SpiritFarmer


April 1, 2003, 5:06 pm
Filed under: uncategorized

Here’s a little window into my soul: I’m nothing if not a big-time chicken. I hate taking risks. I don’t like going out on a limb – in fact I’ve never been one for climbing trees in the first place. Mostly I think it’s because I hate failure (as Eminem says in his big theme song for the movie 8 Mile, “Success is my only @#$% option, failure’s not.”).

That may be the most significant thing about church planting for me – I am doing something risky. Yeah, well, except for the fact that even if I completely fail and end up unemployed, Michelle’s salary alone still puts us in the top 10% of the world’s family income level. And except for the fact that even if I completely fail, I still have a loving and merciful God who is for me in every way possible and will not reject me. Oh yeah, there’s also the fact that even if I completely fail, I am highly unlikely to be imprisoned or physically endangered because of my religious beliefs. Heck, even if I had the intention (which I don’t) of planting a trendy candle-burning, sofa-sitting, labyrinth-praying, kumbyah-singing mega-church and I completely fail, I’m still pretty likely to at least end up with a decent-sized house church. So the question that begs to be asked here is whether I’m risking much at all.

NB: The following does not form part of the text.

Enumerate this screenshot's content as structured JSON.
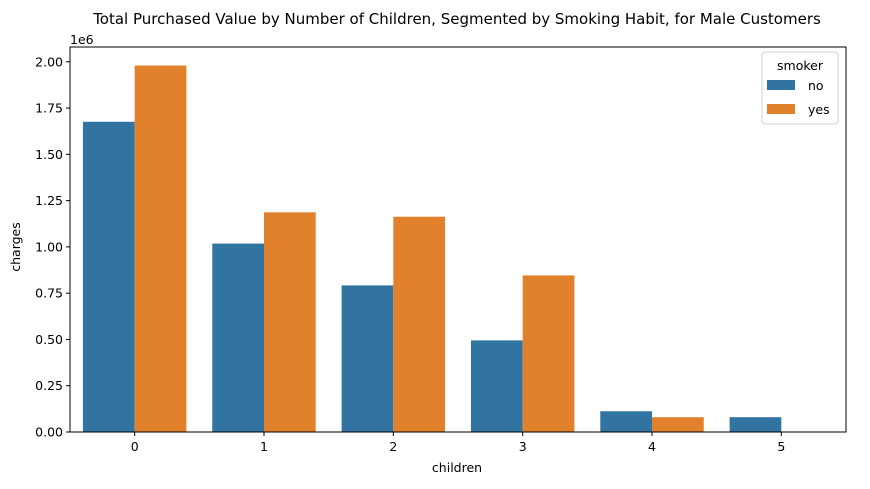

Yes, I’m trading in some comfort, but I’m gaining a life of vitality and faith in God’s provision. Yes, I’m cashing in many years worth of respectability within the traditional church mindset, but I’m gaining the freedom of creativity and fun. Yes, I’m giving up the tried and true formulas for success and a well-mapped road in front of me, but I’m gaining the opportunity to make stuff up as I go along and watch how God makes something beautiful out the mess of things I give to him.

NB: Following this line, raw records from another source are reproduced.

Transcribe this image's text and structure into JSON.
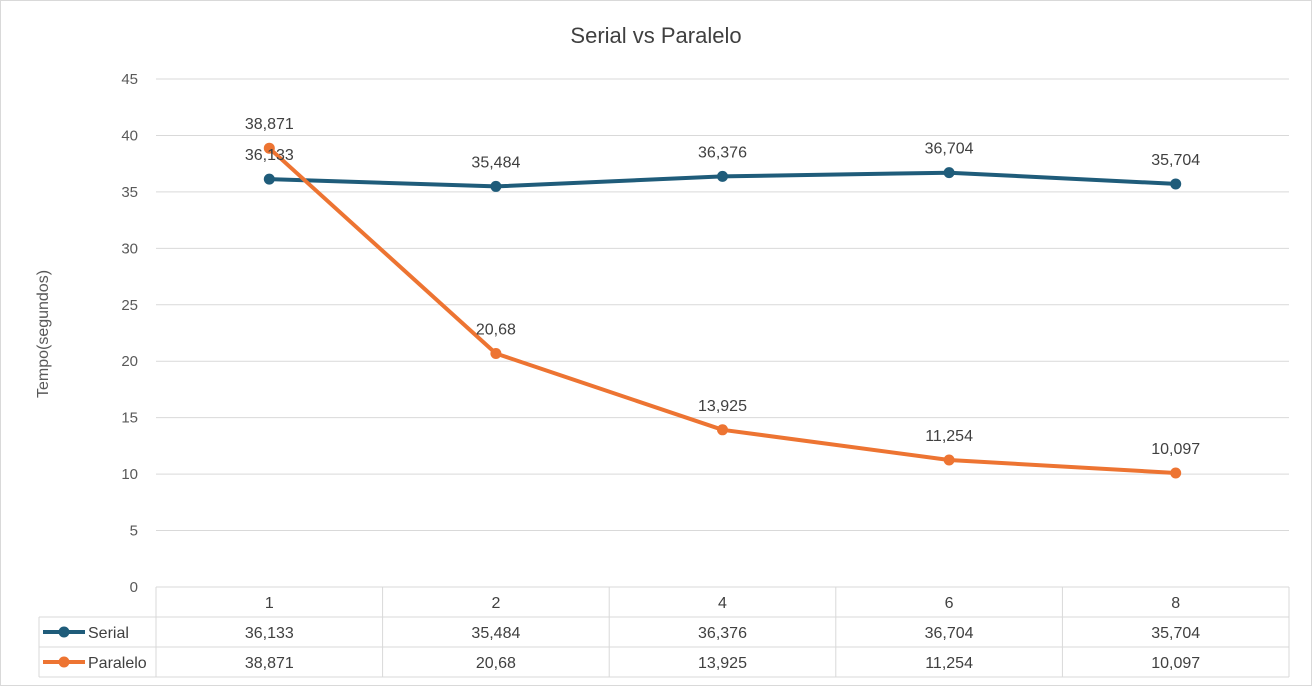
{
  "chart_data": {
    "type": "line",
    "title": "Serial vs Paralelo",
    "xlabel": "",
    "ylabel": "Tempo(segundos)",
    "categories": [
      "1",
      "2",
      "4",
      "6",
      "8"
    ],
    "ylim": [
      0,
      45
    ],
    "yticks": [
      0,
      5,
      10,
      15,
      20,
      25,
      30,
      35,
      40,
      45
    ],
    "grid": true,
    "legend": "data-table",
    "series": [
      {
        "name": "Serial",
        "color": "#1f5c7a",
        "values": [
          36.133,
          35.484,
          36.376,
          36.704,
          35.704
        ],
        "labels": [
          "36,133",
          "35,484",
          "36,376",
          "36,704",
          "35,704"
        ]
      },
      {
        "name": "Paralelo",
        "color": "#ed7432",
        "values": [
          38.871,
          20.68,
          13.925,
          11.254,
          10.097
        ],
        "labels": [
          "38,871",
          "20,68",
          "13,925",
          "11,254",
          "10,097"
        ]
      }
    ]
  }
}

It’s a tragedy that the church has become such a safe place that so few are willing to risk. It’s a tragedy that it’s taken me this long to take this kind of risk myself. Believe me, this post is not some self-congratulatory rant about how the church sucks but I don’t.

Have I really thought that God would not somehow honor my desire to serve him? Have I really thought that He might reject me if I didn’t measure up? Have I really thought that success as the world sees it is more important than living a life of impact? Have I really been so protective of my reputation? Have I really been that bent on pursuing my own comfort? Sadly, there are plenty of yeses to cover all of those questions and more like them.